Gas prices are only one data point among many, Cohen said, but he expects the Fed are keeping a very close eye on inflation data.

The Fed has been saying, ‘Look, inflation is coming down, we have to be less concerned,'” said Cohen. “Now, this is going in reverse, which is a big challenge for the Fed.”

Cohen shared predictive models to show what could happen next — with the blue line showing that the Fed may lower rates if inflation falls, and the orange line showing that the Fed may keep rates higher for longer if inflation doesn’t fall | Provided by Kenan Institute of Private Enterprise

The Fed will share its next interest rate announcement on September 20 at 2 pm ET.

‘Holding firm’ on recession call

Another datapoint Cohen is tracking—revisions to the US jobs reports.

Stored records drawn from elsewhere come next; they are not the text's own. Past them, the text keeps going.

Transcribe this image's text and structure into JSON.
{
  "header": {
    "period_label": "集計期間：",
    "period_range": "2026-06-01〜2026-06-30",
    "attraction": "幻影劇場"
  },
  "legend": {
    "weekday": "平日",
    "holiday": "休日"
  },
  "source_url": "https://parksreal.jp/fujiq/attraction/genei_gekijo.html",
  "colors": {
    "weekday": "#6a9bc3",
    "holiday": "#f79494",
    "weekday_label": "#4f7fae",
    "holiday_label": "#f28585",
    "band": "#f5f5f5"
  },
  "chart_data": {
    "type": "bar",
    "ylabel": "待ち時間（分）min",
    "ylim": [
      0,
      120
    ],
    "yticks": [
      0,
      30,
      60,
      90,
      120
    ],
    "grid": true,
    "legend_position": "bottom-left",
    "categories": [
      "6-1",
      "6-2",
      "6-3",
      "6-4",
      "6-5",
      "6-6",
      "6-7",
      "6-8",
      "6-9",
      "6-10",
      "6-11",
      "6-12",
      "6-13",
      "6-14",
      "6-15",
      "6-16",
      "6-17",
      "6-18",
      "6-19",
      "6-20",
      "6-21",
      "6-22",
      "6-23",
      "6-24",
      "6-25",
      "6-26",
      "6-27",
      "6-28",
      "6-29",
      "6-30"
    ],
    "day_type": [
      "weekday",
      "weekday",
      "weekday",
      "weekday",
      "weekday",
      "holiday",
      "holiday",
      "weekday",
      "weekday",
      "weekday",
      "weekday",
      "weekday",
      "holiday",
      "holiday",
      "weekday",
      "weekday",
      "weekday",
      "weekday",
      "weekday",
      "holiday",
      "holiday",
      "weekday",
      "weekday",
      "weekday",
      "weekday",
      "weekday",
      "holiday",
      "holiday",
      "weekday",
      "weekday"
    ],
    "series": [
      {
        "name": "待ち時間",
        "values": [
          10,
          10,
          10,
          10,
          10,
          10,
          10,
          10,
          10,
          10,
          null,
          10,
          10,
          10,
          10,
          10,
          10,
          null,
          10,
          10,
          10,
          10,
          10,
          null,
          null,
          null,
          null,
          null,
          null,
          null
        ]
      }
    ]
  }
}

Last Friday, the US Bureau of Labor Statistics revised its June report (which was released in July) and its July report (which was released in August, according to the Bureau’s press release from last Friday.

“The numbers for July and August were revised down substantially, by a net 134,000,” said Cohen.

And Cohen says these downward revisions could indicate a looming recession.

“The reason why it matters is because the Bureau of Labor Statistics is using some estimates for their job numbers,” said Cohen. “Those estimates tend to be cyclical, so, as the economy goes from recession to expansion, they tend to underestimate job creation. And then when the economy goes from expansion to contraction, they tend to overestimate job creation.”

Cohen noted that for the last eight months, there have been downward revisions—and that the last time that occurred was during a recession.

“This is one of the reasons why I’m holding firm on my recession call,” said Cohen.